L’intervista di Affaritaliani.it a Ilaria Fontana, sottosegretario al ministero della transizione ecologica.

Cosa succederà ai distributori di benzina e annessi dipendenti dopo il 2035 quando, secondo il green deal europeo, le macchine a benzina e diesel smetteranno di circolare?
Dal 2035 le macchine con motore a combustione interna tradizionali non potranno più essere vendute, ma le restrizioni sulla circolazione sono sempre stati progressivi e immagino lo saranno anche in futuro, esattamente come è accaduto con le restrizioni del traffico per le auto a gasolio Euro 4 o antecedenti. C’è da considerare poi il settore delle auto ibride, che stanno conquistando col tempo fette di mercato sempre più grandi. Per queste ragioni ritengo che gli effetti sui distributori di carburante avranno tempi più lunghi e funzionali all’età media dei veicoli circolanti. Va osservato inoltre, che molte delle attuali  stazioni di servizio, soprattutto quelle situate lungo le tratte autostradali, potranno diventare stazioni di rifornimento di energia elettrica per la ricarica di auto elettriche appunto. Il pnrr al riguardo prevede lo sviluppo di un trasporto sostenibile attraverso la realizzazione di circa 7500 punti di ricarica rapida in sede autostradale e 13.750 punti di ricarica in centri urbani.

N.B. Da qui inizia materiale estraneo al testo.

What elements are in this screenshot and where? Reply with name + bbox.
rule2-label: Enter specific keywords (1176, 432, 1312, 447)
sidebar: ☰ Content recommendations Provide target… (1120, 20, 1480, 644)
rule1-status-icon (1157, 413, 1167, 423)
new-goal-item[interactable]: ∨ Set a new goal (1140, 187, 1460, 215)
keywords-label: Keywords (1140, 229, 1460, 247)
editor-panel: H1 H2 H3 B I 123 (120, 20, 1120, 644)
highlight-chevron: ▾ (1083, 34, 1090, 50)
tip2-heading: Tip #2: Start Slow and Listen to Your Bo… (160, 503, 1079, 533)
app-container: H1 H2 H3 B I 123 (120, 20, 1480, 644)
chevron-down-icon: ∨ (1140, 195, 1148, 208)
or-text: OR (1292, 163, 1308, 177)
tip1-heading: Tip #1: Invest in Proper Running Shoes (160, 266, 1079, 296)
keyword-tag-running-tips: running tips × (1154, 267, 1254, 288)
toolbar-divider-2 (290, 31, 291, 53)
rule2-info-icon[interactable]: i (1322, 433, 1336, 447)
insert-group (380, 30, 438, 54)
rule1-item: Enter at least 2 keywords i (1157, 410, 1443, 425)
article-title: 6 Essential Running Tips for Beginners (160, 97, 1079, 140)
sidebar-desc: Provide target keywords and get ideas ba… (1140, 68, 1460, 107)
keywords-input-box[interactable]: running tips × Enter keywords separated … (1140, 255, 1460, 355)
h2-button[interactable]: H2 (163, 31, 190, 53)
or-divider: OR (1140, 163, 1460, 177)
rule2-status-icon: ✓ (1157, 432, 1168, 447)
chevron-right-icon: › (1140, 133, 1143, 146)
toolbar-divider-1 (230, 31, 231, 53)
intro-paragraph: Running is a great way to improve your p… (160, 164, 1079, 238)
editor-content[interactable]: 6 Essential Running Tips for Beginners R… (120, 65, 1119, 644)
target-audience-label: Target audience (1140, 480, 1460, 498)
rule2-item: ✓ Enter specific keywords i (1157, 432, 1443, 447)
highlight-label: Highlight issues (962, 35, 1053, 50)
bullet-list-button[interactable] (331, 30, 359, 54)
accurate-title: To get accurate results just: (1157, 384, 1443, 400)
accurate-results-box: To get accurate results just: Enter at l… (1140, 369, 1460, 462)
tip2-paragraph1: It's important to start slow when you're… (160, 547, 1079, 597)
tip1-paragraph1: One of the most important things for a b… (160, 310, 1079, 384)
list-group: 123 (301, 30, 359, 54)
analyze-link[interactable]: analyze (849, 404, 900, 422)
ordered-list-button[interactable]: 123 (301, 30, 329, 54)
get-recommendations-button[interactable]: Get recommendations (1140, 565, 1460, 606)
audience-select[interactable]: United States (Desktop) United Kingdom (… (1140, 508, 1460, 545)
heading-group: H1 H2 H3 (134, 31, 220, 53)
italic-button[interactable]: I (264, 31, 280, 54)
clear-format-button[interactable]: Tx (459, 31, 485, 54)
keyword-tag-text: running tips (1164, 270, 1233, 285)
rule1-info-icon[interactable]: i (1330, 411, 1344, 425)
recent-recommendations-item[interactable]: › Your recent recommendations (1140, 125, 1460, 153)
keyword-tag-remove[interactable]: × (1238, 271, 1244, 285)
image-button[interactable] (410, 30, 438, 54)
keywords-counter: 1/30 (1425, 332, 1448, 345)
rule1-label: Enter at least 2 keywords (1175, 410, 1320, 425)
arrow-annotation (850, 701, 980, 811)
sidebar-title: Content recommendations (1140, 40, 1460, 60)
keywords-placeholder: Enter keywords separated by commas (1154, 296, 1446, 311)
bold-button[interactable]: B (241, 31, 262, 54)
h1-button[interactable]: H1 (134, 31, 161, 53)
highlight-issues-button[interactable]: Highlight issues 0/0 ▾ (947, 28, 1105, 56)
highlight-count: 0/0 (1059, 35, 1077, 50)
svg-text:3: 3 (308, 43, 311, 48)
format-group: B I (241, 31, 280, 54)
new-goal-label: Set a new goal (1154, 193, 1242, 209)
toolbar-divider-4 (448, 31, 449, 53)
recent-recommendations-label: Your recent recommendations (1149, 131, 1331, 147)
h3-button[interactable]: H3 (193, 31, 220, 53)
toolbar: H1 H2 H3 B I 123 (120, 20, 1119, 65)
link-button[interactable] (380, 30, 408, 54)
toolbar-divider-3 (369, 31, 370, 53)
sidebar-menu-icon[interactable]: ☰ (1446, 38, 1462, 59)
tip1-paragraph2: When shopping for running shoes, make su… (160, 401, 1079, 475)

La strategia europea per la crescita sostenibile prevede la realizzazione di un milione di stazioni di ricarica in Europa già entro il 2025 per quello che viene definita sostenibilità competitiva. Il target successivo è quello di 3 milioni di stazioni di ricarica entro il 2030 e la realizzazione, di pari passo, anche della prima metà delle 1000 stazioni di idrogeno previste. I distributori di carburante tradizionali sarebbero i principali interlocutori in questo aspetto della transizione, visto che in altri paesi ci sono già esperienze di riconversione a stazioni di ricarica rapida per veicoli elettrici. Per essere concreti, abbiamo oggi diversi strumenti che vanno proprio in questa direzione. Da un lato il Piano nazionale infrastrutturale per la ricarica dei veicoli elettrici (PNIRE) che definisce le linee guida per garantire lo sviluppo unitario del servizio di ricarica dei veicoli alimentati ad energia elettrica nel territorio nazionale oggetto di ampliamento e migliorie. Dall’altro il Piano nazionale di ripresa e resilienza (PNRR) che prevede la realizzazione di 100 stazioni di ricarica sperimentale con tecnologie di stoccaggio dell’energia. E le stazioni di carburante nel caso di specie rappresenterebbero siti di interesse.

Qualunque privato potrà gestire un infrastruttura di ricarica o servirà la concessione del governo? Nel caso, su quali basi verrà scelto il candidato?
Dipende da dove si intende realizzare l’infrastruttura. Se parliamo di suolo pubblico, normalmente la domanda di concessione è competenza dei Comuni. Nel determinarne il fabbisogno invece il riferimento sono i piani mobilità e trasporti regionali e in tal senso laddove sia necessario è possibile attivare sia bandi pubblici che procedure negoziate, sempre e comunque però nel rispetto della direttiva UE sulle infrastrutture dedicate ai carburanti alternativi.

Quali sono gli operatori in pole position per la costruzione della rete di colonnine elettriche e a idrogeno in italia?
Non è una corsa a chi ne realizza di più a causa di un fattore determinate che è la necessità di rendere omogenea l’offerta. In termini semplici: non ci può essere enorme divario tra Regioni, così come è potrebbe essere molto influente la presenza di servizi di ricarica rapida o ultrarapida con corrente continua ad alta potenza presso la stazione di ricarica. Discorso leggermente diverso per l’idrogeno, che è invece un vettore energetico e sarà importante capire anche i costi di produzione nonché le modalità con le quali viene prodotto: per questo motivo l’Unione Europea punta ad avere 6 GigaWatt di capacità di elettrolisi per idrogeno da fonti rinnovabili entro il 2025 nonché la produzione di 1 milione di tonnellate di idrogeno “verde” sempre entro il 2025.